Neogen doesn’t stop there. It also sells global test kits to detect drugs of abuse in racing animals — including horses, greyhounds and camels — and also tests fair animals for drug residues. And, for those with opposable thumbs, test kits are used for human forensic toxicology drug screening, seeking out narcotics, stimulants, steroids and diuretics, to name a few key substances.
“Operating trends for Neogen remain very positive,” says analyst Anton Brenner at Roth Capital Partners. Brenner wrote on Jan. 4, after second-quarter results, that the company continues to post strong sales gains and year-over-year margin improvement; he looks forward to further margin improvement during the next several quarters.
Brenner raised his full-year fiscal 2008 revenue estimate to $101.7 million from $100.6 million and his earnings per share estimate to $0.81 from $0.80. For 2009, Brenner left his earnings estimate unchanged for fiscal 2009 at $0.95 — a 19% increase from expectations for 2008. He carries a “buy” rating on Neogen and has a $30 target.

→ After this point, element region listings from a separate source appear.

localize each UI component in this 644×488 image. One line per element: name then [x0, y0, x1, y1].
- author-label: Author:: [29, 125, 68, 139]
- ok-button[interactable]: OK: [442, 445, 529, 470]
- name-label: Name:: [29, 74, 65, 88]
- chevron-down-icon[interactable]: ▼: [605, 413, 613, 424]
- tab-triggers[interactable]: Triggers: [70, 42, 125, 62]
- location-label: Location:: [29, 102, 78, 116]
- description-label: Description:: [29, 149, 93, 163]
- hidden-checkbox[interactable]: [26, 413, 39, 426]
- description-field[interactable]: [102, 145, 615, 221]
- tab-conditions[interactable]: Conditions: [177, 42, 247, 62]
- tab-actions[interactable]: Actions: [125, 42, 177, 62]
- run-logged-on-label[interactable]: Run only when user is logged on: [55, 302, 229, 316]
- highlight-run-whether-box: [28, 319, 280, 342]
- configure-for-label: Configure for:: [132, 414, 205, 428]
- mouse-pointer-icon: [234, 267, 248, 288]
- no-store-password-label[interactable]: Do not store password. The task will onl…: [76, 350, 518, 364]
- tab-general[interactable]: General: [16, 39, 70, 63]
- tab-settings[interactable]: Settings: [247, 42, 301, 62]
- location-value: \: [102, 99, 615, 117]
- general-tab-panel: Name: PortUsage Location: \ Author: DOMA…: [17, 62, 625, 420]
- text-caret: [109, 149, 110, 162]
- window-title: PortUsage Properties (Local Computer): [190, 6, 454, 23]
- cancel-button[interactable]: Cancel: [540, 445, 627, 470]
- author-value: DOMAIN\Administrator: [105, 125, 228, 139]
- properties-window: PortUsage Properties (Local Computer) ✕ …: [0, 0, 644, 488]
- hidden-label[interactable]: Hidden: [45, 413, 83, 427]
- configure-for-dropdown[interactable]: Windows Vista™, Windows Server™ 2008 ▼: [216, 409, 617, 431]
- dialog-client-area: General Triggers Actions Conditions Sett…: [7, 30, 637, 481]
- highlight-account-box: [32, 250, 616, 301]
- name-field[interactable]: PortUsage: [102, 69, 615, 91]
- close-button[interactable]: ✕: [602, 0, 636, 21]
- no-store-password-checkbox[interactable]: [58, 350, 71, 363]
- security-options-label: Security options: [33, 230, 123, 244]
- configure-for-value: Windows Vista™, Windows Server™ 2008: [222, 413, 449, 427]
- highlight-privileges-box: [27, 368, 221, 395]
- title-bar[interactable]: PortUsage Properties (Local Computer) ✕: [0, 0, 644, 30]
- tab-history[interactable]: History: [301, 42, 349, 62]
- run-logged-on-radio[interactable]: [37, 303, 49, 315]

Shares of Neogen paid investors handsomely in 2007, gaining nearly 80% to end the year at $26.55 — near its all-time high of $27.93 posted at the end of November. Shares closed Friday at $25.42, putting the P/E at 35. The company’s market capitalization is $365 million.
Neogen’s valuation may seem lofty, but Brenner carries a three-year earnings growth rate of 20%, spurred by increasing global food safety awareness and regulation. Acquisitions also will continue to be an important part of Neogen’s long-term growth, he says, noting that the company has $10.2 million in cash and is debt free. It also has access to at least $10 million through a line of credit, which should put it in good position to move on accretive acquisitions.
Hilliard Lyons analyst Stephen O’Neil is less sanguine and gives Neogen a “neutral” rating. He says Neogen is positioned to grow by providing tests that address consumer concerns about food safety, and by supplying valuable diagnostic services in the equine business. He also notes that the pending approval of Beta Star in the United States could aid sales. Neogen deserves a premium because of its strong financial condition and expansion opportunities, but O’Neil says the company’s current valuation reflects these factors.
Risks to Neogen include its dependence on the agricultural and food production industries. Agriculture is cyclical, influenced by weather and changes in consumption patterns, and a downturn in this industry could hurt sales. Neogen also operates with relatively little backlog and has few long-term customer contracts, meaning quarterly results can fluctuate widely.